WSOF eventually rebranded as the PFL, and as it launched its first season under the new name, Harrison was ready for her first pro fight. During the PFL’s first season in 2018, Harrison competed without a division, but fought three times in seven months. In her first PFL fight, against Brittney Elkin, she mounted her opponent before securing an armbar that ended the match. She grounded and pounded Jozette Cotton in her second fight to win by TKO. She threw punches from the top after she took Moriel Charneski’s back, and forced the referee to stop the bout in her third fight.
“She’s strong,” said PFL president Ray Sefo during last week’s PFL 1 selection show on ESPN2. “She’s so determined to show that she’s the best. She wants to be the best.”
Harrison accepts the inevitable comparisons to Rousey, her roommate and teammate when they were both young judokas. But she also emphasizes their differences.
“We’re two blondes who did judo,” Harrison said. “That’s about where the comparison ends. She’s a very different person from me. I mean, we had the same judo coaches. We were teammates. We were roommates. We lived together. I learned a lot from her both on the judo mat and watching her career in MMA, but we’re completely different people and we’re completely different fighters.”
Yet, as women in the sport, they endure the same scrutiny — the kind of questions male fighters never face, like whether a fighter is in a prominent spot because of their abilities or because of their appearance. That’s why the PFL is bigger than money and status for Harrison.
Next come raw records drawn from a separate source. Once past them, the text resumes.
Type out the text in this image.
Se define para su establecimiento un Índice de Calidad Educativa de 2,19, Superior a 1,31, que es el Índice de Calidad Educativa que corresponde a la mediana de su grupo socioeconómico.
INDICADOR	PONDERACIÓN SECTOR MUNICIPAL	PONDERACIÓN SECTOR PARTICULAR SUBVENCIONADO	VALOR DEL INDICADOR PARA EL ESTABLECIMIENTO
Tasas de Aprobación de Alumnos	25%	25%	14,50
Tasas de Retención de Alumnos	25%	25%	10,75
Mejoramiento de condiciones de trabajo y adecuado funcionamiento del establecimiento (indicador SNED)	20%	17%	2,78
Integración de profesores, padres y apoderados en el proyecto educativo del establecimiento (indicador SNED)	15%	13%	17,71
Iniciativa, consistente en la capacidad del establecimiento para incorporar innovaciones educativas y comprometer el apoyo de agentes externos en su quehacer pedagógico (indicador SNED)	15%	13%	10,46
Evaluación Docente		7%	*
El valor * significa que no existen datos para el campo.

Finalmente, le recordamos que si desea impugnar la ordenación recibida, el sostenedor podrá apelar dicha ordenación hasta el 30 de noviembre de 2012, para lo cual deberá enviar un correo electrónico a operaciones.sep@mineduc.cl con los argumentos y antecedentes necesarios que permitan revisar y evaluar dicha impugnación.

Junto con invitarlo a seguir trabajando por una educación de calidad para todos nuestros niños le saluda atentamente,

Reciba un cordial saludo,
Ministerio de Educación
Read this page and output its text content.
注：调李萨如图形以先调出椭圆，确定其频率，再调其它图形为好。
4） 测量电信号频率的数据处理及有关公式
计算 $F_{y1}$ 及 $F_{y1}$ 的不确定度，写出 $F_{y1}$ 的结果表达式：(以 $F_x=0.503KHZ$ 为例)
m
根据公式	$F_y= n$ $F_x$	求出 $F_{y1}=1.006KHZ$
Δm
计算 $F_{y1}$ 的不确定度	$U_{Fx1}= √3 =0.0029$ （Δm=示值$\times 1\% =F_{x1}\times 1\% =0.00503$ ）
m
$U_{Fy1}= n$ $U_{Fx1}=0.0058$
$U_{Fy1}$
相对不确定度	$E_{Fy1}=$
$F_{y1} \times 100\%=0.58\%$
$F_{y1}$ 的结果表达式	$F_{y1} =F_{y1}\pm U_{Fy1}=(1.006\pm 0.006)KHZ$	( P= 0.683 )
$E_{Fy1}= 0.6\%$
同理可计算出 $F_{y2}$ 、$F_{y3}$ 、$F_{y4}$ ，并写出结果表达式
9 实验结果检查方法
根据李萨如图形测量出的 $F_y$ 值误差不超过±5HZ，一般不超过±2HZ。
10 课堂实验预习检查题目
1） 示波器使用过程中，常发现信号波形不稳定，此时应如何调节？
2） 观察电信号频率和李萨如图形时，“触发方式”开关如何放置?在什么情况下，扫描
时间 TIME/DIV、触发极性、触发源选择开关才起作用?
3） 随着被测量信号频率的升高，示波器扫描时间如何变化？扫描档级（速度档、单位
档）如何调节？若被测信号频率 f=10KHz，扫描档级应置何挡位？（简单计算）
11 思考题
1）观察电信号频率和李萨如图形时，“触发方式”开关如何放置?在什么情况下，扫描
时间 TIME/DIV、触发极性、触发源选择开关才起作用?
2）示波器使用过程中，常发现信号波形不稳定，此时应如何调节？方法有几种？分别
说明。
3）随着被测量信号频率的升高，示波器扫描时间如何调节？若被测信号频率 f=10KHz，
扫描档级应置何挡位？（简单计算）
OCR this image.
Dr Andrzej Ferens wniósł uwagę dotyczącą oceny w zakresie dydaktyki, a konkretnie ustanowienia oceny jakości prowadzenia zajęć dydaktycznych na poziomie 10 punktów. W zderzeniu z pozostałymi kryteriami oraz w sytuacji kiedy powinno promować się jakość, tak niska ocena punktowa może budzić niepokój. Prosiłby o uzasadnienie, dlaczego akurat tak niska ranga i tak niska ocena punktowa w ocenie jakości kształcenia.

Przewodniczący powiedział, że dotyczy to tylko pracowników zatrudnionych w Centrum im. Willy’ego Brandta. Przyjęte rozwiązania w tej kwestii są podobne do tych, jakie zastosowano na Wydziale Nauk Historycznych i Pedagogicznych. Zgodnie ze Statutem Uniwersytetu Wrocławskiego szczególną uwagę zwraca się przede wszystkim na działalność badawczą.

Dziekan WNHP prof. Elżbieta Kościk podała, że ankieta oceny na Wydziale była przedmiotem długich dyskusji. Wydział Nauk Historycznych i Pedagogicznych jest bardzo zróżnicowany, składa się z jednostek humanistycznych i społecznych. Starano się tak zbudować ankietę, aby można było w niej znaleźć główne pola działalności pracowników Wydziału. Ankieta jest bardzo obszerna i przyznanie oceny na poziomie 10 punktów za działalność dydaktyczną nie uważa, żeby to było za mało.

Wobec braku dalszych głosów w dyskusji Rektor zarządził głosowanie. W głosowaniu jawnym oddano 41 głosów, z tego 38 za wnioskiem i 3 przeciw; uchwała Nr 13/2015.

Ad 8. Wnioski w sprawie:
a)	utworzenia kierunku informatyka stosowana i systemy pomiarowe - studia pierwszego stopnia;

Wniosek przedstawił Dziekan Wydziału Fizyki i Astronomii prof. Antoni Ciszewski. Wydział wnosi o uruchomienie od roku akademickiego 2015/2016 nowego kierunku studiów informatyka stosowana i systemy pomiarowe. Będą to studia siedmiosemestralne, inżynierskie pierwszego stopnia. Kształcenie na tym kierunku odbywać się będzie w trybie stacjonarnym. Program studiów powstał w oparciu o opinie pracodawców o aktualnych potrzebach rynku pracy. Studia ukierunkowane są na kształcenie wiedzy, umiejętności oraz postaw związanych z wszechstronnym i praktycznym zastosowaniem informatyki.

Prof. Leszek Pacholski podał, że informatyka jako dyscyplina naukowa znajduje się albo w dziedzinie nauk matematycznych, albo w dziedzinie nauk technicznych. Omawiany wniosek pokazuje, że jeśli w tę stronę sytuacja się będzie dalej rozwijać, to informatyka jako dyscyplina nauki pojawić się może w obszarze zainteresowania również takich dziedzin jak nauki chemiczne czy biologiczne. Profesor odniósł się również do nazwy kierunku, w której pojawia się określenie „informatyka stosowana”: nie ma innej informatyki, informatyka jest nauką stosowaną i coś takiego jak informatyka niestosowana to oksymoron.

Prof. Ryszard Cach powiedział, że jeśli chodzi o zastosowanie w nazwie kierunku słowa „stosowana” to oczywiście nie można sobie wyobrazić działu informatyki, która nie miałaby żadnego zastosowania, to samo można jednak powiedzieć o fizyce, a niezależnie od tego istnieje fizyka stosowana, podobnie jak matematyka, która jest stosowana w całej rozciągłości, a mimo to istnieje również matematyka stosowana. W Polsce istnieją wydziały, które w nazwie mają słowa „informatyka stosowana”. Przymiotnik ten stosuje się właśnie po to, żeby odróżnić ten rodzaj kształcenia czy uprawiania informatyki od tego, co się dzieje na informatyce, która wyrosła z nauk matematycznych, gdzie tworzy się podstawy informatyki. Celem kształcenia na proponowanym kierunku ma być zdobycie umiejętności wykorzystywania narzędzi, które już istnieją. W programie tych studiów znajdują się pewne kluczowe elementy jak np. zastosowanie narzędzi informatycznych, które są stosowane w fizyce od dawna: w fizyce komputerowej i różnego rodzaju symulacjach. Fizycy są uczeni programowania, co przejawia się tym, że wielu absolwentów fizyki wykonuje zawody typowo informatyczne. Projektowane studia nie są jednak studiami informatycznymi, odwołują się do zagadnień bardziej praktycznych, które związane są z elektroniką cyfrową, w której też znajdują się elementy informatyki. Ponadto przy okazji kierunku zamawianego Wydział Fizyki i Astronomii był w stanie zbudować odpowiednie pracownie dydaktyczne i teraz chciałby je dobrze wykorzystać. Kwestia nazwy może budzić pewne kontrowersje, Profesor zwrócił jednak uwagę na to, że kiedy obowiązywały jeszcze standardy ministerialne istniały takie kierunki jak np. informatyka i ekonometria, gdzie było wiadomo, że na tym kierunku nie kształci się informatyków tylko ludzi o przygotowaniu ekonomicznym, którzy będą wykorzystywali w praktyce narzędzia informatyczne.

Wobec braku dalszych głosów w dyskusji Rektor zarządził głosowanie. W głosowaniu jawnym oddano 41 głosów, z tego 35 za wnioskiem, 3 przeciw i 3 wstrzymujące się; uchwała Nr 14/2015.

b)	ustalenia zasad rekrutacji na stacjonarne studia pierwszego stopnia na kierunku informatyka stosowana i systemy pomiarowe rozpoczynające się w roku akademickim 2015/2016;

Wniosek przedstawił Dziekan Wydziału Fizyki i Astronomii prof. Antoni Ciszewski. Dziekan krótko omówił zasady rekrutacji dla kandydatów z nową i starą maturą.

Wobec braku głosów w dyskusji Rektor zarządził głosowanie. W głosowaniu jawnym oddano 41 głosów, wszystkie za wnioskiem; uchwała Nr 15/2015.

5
She has a message to deliver, and the prospect of a championship run in the PFL will help her continue to grow her platform and tell her story.
“I want to be a positive role model for women all over the world,” Harrison said.
So what can fans expect when she steps into the cage Thursday night, closing out the PFL’s first event of the season?
Harrison says she fights like “the female Khabib [Nurmagomedov].” She’s someone who has won at everything she has attempted because she has always refused to expect any other outcome. It’s not that losing is not an option for Harrison, it’s just that winning is the only possibility she has known since she was a child.
And that’s why the entire gym could hear her kicking the pads last week and throwing punches with her gold boxing gloves.
“She’s putting people down in the gym with only striking,” Brown said. “I think it’s with experience, being comfortable and being able to pull the trigger in the fight. But there’s no need to challenge yourself. She’s an extremely hard hitter. Her punches and kicks are really hard. She has flexible hips so the kicks come up really hard and fast. If you get hit with that, it’s gonna be lights out.”
Harrison finished last week’s training session with treadmill work. Then, she jumped rope. A pool of sweat formed underneath her. The eyes of those in the room that day at ATT were set squarely on Harrison, and one day soon, she’s convinced, she’ll simply be known as the best.
“My whole goal is to be so good you can’t ignore me,” she said. “I don’t care if you want to watch me because you hate me or you want to watch me because you love me or you want to watch me because you want to see me lose. I just want to be positive and be true to myself in everything that I do. And that includes fighting and how I represent myself outside of the cage.”